Teringat, ketika saya dan kawan-kawan tersisa yang masih di jalan tahun 1999, Fahri sudah menjadi Staf Ahli MPR. Berikutnya tahun 2004 Fahri dilantik menjadi anggota DPR, sementara saya dan kawan-kawan masih dipukuli dan ditangkapi.
Tahun 2008, kantor pengacara saya dipasang Police Line. Saya dikejar hingga jadi “gelandangan,” berkeliling dari kota ke kota, lalu jadi pengumpul trolly di berbagai pusat perbelanjaan negara orang.
Tahun 2010 saya dipukuli hingga babak-belur oleh belasan Polisi di Pengadilan Negeri Jakarta Pusat. Fahri, kita beda pilihan, beda jalan dan yang saya pilih adalah jalan yang sulit, menyakitkan dan tidak menyenangkan. Walau demikian toh saya tidak pernah usil mengkritik dan mempertanyakan pilihan politik masing-masing orang.

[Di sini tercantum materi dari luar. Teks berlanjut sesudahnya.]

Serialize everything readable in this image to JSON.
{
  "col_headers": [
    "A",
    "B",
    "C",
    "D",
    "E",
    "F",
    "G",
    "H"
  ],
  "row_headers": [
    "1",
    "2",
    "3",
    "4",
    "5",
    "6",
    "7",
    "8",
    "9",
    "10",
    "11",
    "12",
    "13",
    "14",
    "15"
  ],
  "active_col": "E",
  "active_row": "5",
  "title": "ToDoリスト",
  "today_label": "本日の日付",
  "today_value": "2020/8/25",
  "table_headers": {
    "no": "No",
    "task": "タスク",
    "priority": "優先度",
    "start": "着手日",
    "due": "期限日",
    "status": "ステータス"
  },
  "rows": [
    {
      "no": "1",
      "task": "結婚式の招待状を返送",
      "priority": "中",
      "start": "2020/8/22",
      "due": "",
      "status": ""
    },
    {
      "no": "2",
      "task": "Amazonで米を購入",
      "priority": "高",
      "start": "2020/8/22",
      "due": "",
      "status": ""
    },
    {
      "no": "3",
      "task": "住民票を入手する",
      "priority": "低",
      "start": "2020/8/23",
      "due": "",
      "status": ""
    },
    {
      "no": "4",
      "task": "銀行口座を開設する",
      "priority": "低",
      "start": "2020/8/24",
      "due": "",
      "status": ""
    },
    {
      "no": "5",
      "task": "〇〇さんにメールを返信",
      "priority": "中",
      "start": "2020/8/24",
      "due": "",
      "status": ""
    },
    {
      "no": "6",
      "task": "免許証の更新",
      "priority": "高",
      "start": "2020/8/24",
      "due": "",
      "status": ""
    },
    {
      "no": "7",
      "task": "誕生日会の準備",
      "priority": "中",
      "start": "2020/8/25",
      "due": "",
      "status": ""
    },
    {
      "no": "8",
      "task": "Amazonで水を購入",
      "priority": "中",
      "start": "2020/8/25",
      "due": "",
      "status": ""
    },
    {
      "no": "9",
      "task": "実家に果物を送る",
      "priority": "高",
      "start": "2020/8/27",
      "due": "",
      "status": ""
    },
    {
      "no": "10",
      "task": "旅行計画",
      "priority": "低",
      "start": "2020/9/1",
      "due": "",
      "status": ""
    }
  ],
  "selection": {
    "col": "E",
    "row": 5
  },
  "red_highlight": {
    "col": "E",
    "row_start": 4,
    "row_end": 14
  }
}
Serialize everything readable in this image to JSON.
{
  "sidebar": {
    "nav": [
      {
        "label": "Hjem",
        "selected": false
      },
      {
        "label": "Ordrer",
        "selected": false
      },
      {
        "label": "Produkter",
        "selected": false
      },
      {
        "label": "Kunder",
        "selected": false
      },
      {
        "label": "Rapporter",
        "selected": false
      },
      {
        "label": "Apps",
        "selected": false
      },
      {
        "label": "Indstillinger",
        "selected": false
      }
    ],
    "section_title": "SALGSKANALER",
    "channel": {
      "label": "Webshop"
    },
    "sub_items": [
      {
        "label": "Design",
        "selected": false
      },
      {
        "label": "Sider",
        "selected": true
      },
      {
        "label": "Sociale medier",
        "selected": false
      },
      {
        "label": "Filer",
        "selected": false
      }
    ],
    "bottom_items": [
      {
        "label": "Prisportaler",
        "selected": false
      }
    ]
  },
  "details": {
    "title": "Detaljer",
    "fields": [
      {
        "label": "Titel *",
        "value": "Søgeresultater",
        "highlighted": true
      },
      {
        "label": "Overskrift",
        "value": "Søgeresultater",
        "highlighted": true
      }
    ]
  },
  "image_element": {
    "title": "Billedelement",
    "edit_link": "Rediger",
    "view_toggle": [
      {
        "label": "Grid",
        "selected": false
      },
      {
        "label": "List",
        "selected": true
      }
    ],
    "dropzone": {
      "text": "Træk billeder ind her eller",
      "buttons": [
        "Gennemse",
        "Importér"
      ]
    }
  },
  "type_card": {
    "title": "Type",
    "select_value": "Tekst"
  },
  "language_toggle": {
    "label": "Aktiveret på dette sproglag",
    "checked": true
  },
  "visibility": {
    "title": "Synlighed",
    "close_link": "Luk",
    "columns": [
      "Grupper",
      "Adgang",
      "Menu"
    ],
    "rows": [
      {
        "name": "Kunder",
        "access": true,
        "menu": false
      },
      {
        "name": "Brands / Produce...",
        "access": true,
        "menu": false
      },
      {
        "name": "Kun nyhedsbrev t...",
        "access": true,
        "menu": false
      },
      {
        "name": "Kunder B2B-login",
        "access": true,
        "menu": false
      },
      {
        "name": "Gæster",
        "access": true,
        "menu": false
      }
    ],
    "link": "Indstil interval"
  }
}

Termasuk mengkritik Fahri saat itu sedang menikmati kursinya sebagai anggota DPR RI. Tanggal 13 Maret 2007, DPR RI memutuskan agar penyidikan kasus Trisakti dan Semanggi, tidak diteruskan.
Saat itu bukankah Fahri yang mengaku aktivis 98, juga sudah menjadi anggota DPR dan berada di komisi III, komisi terkait hukum dan HAM? Saya kecewa, tapi juga tak menghakimi Fahri. Walau, sebagai pimpinan Komisi III, tentunya Fahri bisa berusaha melawan penghentian penyidikan itu bukan?
Tahun 2014 saya baru terpilih menjadi anggota DPR, sementara Fahri kembali terpilih yang ketiga kalinya. Saat menuju pemilihan pimpinan DPR, Fahri bersama sebagian anggota DPR mengubah UU MD3, agar partai pendukung capres yang kalah bisa menguasai seluruh Pimpinan DPR.